What are some of the most common start-up mistakes that scientists make and how do you avoid them?
Here are 6 of the most common mistakes made in the licensing process:
Not involving the Technology Licensing Office (TLO) early in the process
Invalidating your patents by
Making a public disclosure prior to filing
Not documenting invention and date
Not getting documentation witnessed
Not citing all known prior art
Not describing best mode
Including erroneous or excluding valid inventors
Poor search to identify dominating patents, and prior art.
This is primarily the responsibility of the TLO, but may include the assistance of the investigator.
Not hiring good lawyers
Not writing patent claims to cover how others might circumvent your patent. This is usually the responsibility of the lawyers and the TLO.
Not helping the TLO
One way to help is by suggesting some companies and individuals who might be interested in licensing the technology or who are funding research in your area.
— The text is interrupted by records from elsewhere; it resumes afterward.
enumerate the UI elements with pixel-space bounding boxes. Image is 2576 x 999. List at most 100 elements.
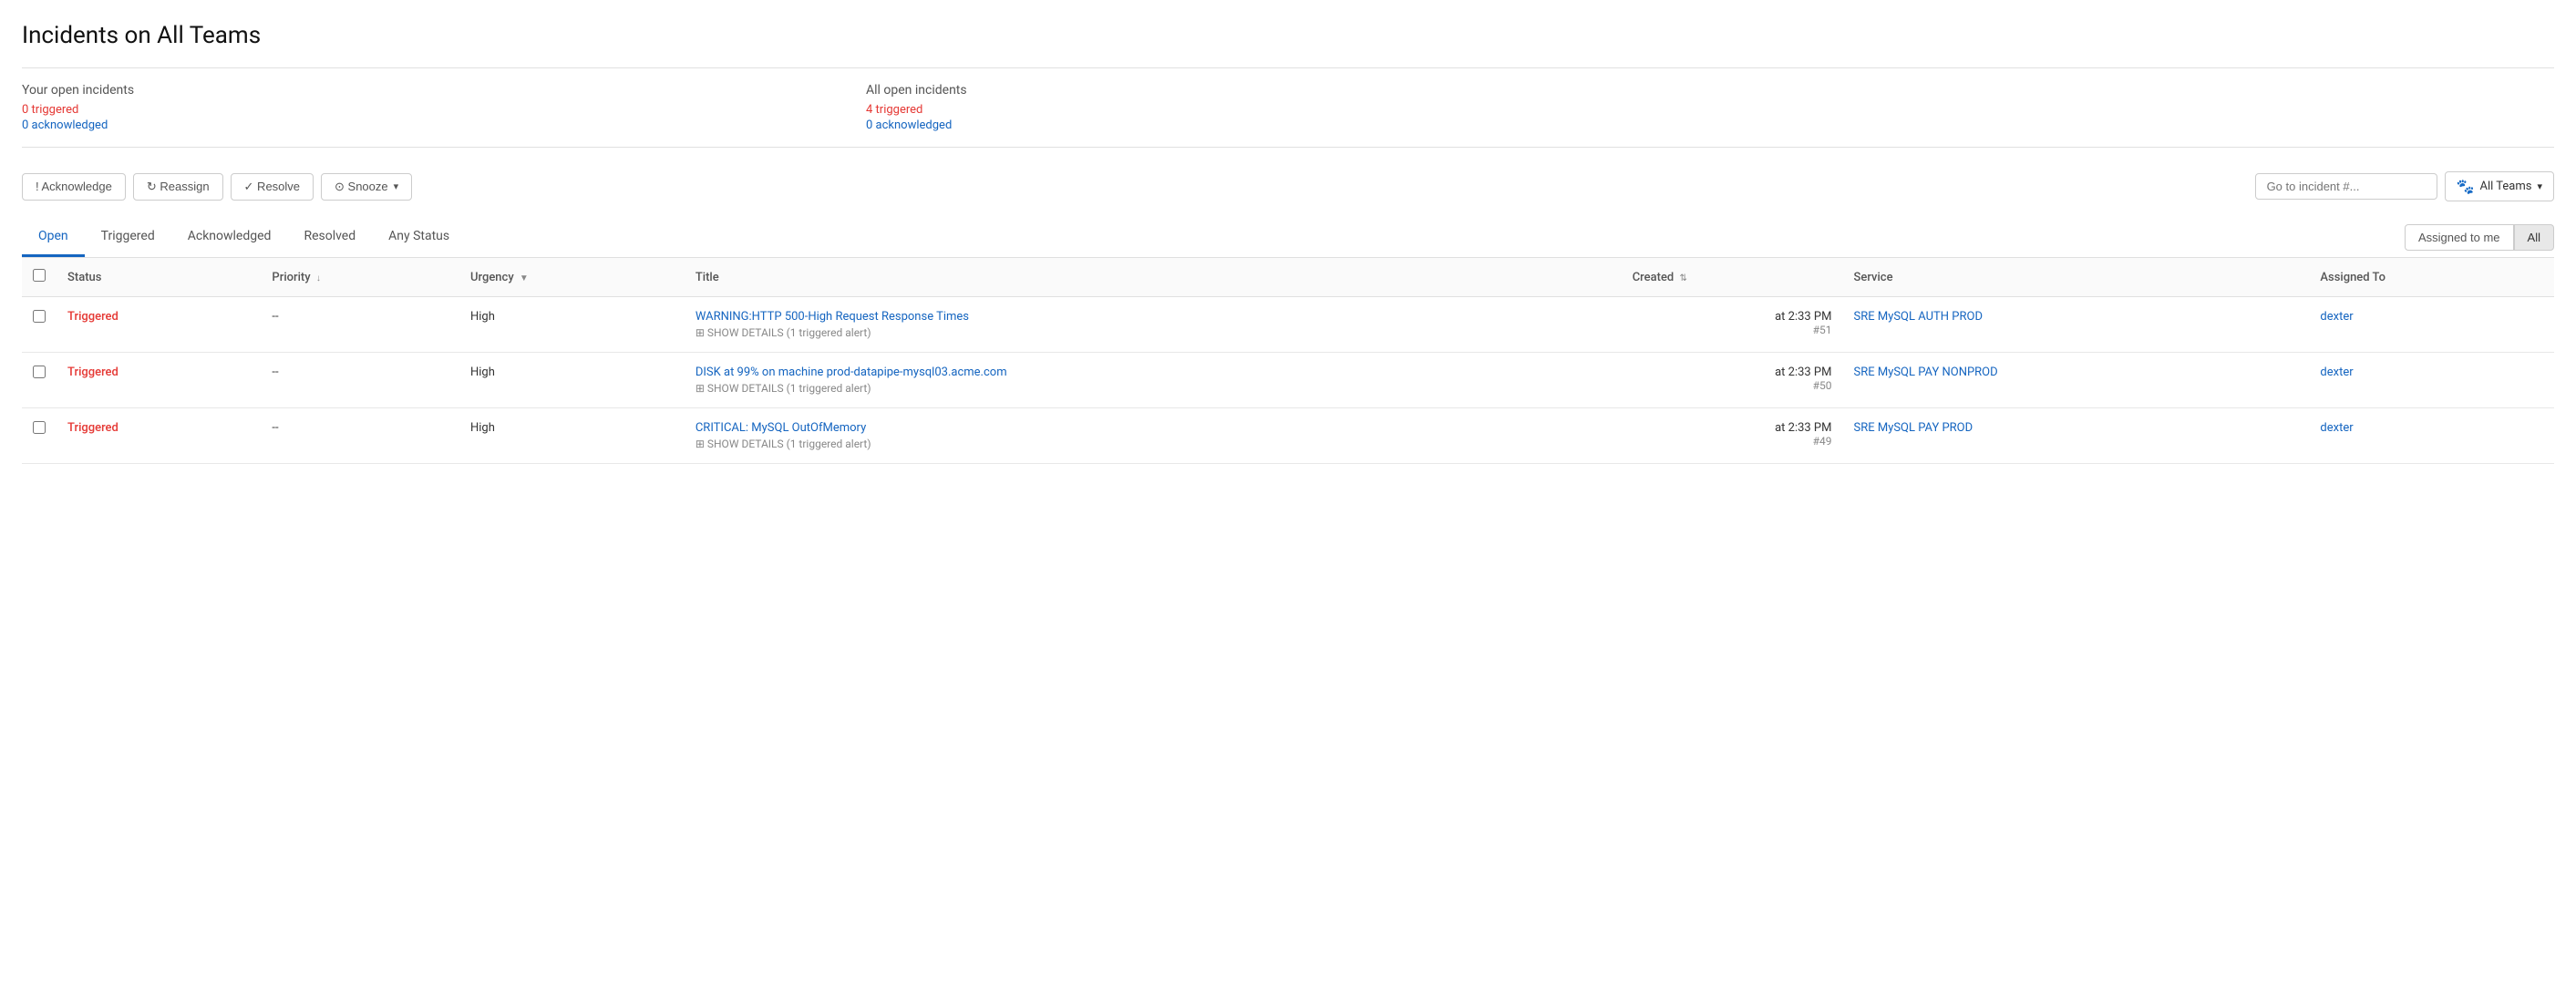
row-assigned-to: dexter (2309, 408, 2554, 464)
incident-number: #51 (1633, 324, 1832, 336)
acknowledge-button[interactable]: ! Acknowledge (22, 173, 126, 201)
toolbar-actions: ! Acknowledge ↻ Reassign ✓ Resolve ⊙ Sno… (22, 173, 412, 201)
service-link[interactable]: SRE MySQL PAY NONPROD (1854, 366, 1998, 379)
row-service: SRE MySQL AUTH PROD (1843, 297, 2310, 353)
row-title: CRITICAL: MySQL OutOfMemory ⊞ SHOW DETAI… (685, 408, 1622, 464)
row-assigned-to: dexter (2309, 353, 2554, 408)
row-checkbox-cell (22, 297, 57, 353)
service-link[interactable]: SRE MySQL AUTH PROD (1854, 310, 1983, 324)
all-open-incidents-label: All open incidents (866, 83, 2554, 98)
your-acknowledged-link[interactable]: 0 acknowledged (22, 118, 866, 132)
incident-number: #50 (1633, 379, 1832, 392)
created-time: at 2:33 PM (1633, 421, 1832, 435)
row-checkbox[interactable] (33, 310, 46, 323)
show-details[interactable]: ⊞ SHOW DETAILS (1 triggered alert) (696, 326, 1611, 339)
page-title: Incidents on All Teams (22, 22, 2554, 49)
row-service: SRE MySQL PAY PROD (1843, 408, 2310, 464)
created-time: at 2:33 PM (1633, 366, 1832, 379)
all-button[interactable]: All (2514, 224, 2554, 251)
incidents-table: Status Priority ↓ Urgency ▼ Title Create… (22, 258, 2554, 464)
assigned-link[interactable]: dexter (2320, 421, 2353, 435)
row-title: DISK at 99% on machine prod-datapipe-mys… (685, 353, 1622, 408)
col-checkbox (22, 258, 57, 297)
resolve-button[interactable]: ✓ Resolve (231, 173, 314, 201)
select-all-checkbox[interactable] (33, 269, 46, 282)
row-checkbox[interactable] (33, 421, 46, 434)
col-title: Title (685, 258, 1622, 297)
row-checkbox[interactable] (33, 366, 46, 378)
all-triggered-link[interactable]: 4 triggered (866, 103, 2554, 117)
row-title: WARNING:HTTP 500-High Request Response T… (685, 297, 1622, 353)
main-page: Incidents on All Teams Your open inciden… (0, 0, 2576, 999)
assigned-to-me-button[interactable]: Assigned to me (2405, 224, 2514, 251)
tab-resolved[interactable]: Resolved (287, 218, 372, 257)
your-open-incidents-label: Your open incidents (22, 83, 866, 98)
open-incidents-bar: Your open incidents 0 triggered 0 acknow… (22, 67, 2554, 148)
all-open-incidents: All open incidents 4 triggered 0 acknowl… (866, 83, 2554, 132)
incident-title-link[interactable]: DISK at 99% on machine prod-datapipe-mys… (696, 366, 1007, 379)
col-status: Status (57, 258, 261, 297)
snooze-button[interactable]: ⊙ Snooze ▾ (321, 173, 412, 201)
row-checkbox-cell (22, 353, 57, 408)
row-created: at 2:33 PM #51 (1622, 297, 1843, 353)
incident-title-link[interactable]: WARNING:HTTP 500-High Request Response T… (696, 310, 969, 324)
tabs-right: Assigned to me All (2405, 224, 2554, 251)
created-time: at 2:33 PM (1633, 310, 1832, 324)
incident-number: #49 (1633, 435, 1832, 448)
teams-label: All Teams (2479, 180, 2531, 193)
row-priority: -- (261, 353, 459, 408)
created-sort-icon: ⇅ (1679, 273, 1686, 283)
show-details[interactable]: ⊞ SHOW DETAILS (1 triggered alert) (696, 438, 1611, 450)
row-urgency: High (459, 297, 685, 353)
table-row: Triggered -- High DISK at 99% on machine… (22, 353, 2554, 408)
col-urgency[interactable]: Urgency ▼ (459, 258, 685, 297)
row-urgency: High (459, 353, 685, 408)
toolbar: ! Acknowledge ↻ Reassign ✓ Resolve ⊙ Sno… (22, 162, 2554, 211)
incident-title-link[interactable]: CRITICAL: MySQL OutOfMemory (696, 421, 866, 435)
tabs-left: Open Triggered Acknowledged Resolved Any… (22, 218, 466, 257)
tab-triggered[interactable]: Triggered (85, 218, 171, 257)
snooze-chevron-icon: ▾ (394, 180, 399, 192)
tab-any-status[interactable]: Any Status (372, 218, 466, 257)
col-created[interactable]: Created ⇅ (1622, 258, 1843, 297)
snooze-label: ⊙ Snooze (335, 180, 388, 194)
tab-open[interactable]: Open (22, 218, 85, 257)
table-row: Triggered -- High WARNING:HTTP 500-High … (22, 297, 2554, 353)
row-checkbox-cell (22, 408, 57, 464)
tabs-bar: Open Triggered Acknowledged Resolved Any… (22, 218, 2554, 258)
col-service: Service (1843, 258, 2310, 297)
col-assigned-to: Assigned To (2309, 258, 2554, 297)
status-badge: Triggered (67, 421, 118, 435)
service-link[interactable]: SRE MySQL PAY PROD (1854, 421, 1973, 435)
row-status: Triggered (57, 297, 261, 353)
row-status: Triggered (57, 408, 261, 464)
urgency-filter-icon: ▼ (520, 273, 529, 283)
row-priority: -- (261, 297, 459, 353)
reassign-button[interactable]: ↻ Reassign (133, 173, 223, 201)
col-priority[interactable]: Priority ↓ (261, 258, 459, 297)
row-assigned-to: dexter (2309, 297, 2554, 353)
show-details[interactable]: ⊞ SHOW DETAILS (1 triggered alert) (696, 382, 1611, 395)
teams-dropdown[interactable]: 🐾 All Teams ▾ (2445, 171, 2554, 201)
row-status: Triggered (57, 353, 261, 408)
row-created: at 2:33 PM #49 (1622, 408, 1843, 464)
teams-icon: 🐾 (2457, 178, 2475, 195)
table-row: Triggered -- High CRITICAL: MySQL OutOfM… (22, 408, 2554, 464)
all-acknowledged-link[interactable]: 0 acknowledged (866, 118, 2554, 132)
teams-chevron-icon: ▾ (2537, 180, 2542, 192)
row-created: at 2:33 PM #50 (1622, 353, 1843, 408)
your-triggered-link[interactable]: 0 triggered (22, 103, 866, 117)
status-badge: Triggered (67, 366, 118, 379)
assigned-link[interactable]: dexter (2320, 310, 2353, 324)
row-urgency: High (459, 408, 685, 464)
row-priority: -- (261, 408, 459, 464)
priority-sort-icon: ↓ (316, 273, 321, 283)
assigned-link[interactable]: dexter (2320, 366, 2353, 379)
tab-acknowledged[interactable]: Acknowledged (171, 218, 288, 257)
status-badge: Triggered (67, 310, 118, 324)
incident-search-input[interactable] (2255, 173, 2437, 200)
your-open-incidents: Your open incidents 0 triggered 0 acknow… (22, 83, 866, 132)
toolbar-right: 🐾 All Teams ▾ (2255, 171, 2554, 201)
table-header-row: Status Priority ↓ Urgency ▼ Title Create… (22, 258, 2554, 297)
row-service: SRE MySQL PAY NONPROD (1843, 353, 2310, 408)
TLO officers have large portfolios of IP and are very busy. You typically will know your area better than they do, so if possible, make it easier for them by suggesting some leads.
Not allowing the TLO to negotiate the terms of the license.
It rarely happens, but if you try to negotiate a license directly with a company then a less than optimal license can result. It is better to let the TLO take the lead since they often have significant experience and know what the industry norms are for licenses.